Langdon recordó de pronto el grabado de Durero, Melancolía I, la imagen del sabio desalentado, sentado en medio de los instrumentos de sus vanos esfuerzos por desvelar los secretos místicos de la alquimia. «Si es cierto que los secretos se pueden desvelar, es imposible que la clave esté en un solo lugar».

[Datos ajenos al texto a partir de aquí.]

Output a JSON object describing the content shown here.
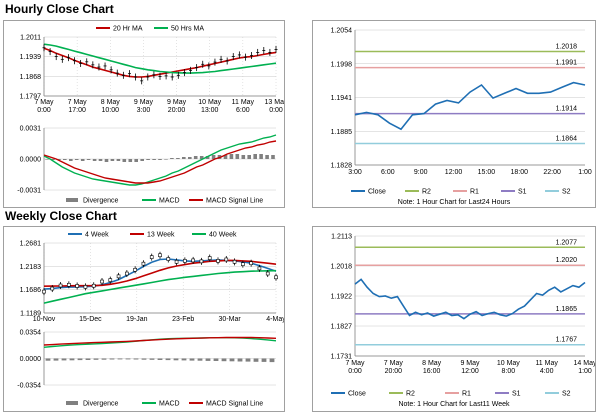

Langdon siempre había creído que la respuesta, fuera cual fuese, debía de estar dispersa por el mundo en miles de volúmenes, codificada en los textos de Pitágoras, Hermes, Heráclito, Paracelso y cientos de autores más. Tenía que estar en multitud de tomos polvorientos y olvidados de alquimia, misticismo, magia y filosofía. Debía de estar oculta en la antigua biblioteca de Alejandría, en las tablillas de arcilla de Sumer y en los jeroglíficos de Egipto.
—Lo siento, Peter —dijo Langdon, negando con la cabeza—. La comprensión de los antiguos misterios es un proceso que debe llevar toda la vida. No me parece concebible que la clave pueda residir en una sola palabra.
Peter le apoyó la mano sobre el hombro.
—Robert, la Palabra Perdida no es una «palabra» —sonrió—. La llamamos de ese modo porque así es como la llamaban los antiguos…, en el principio.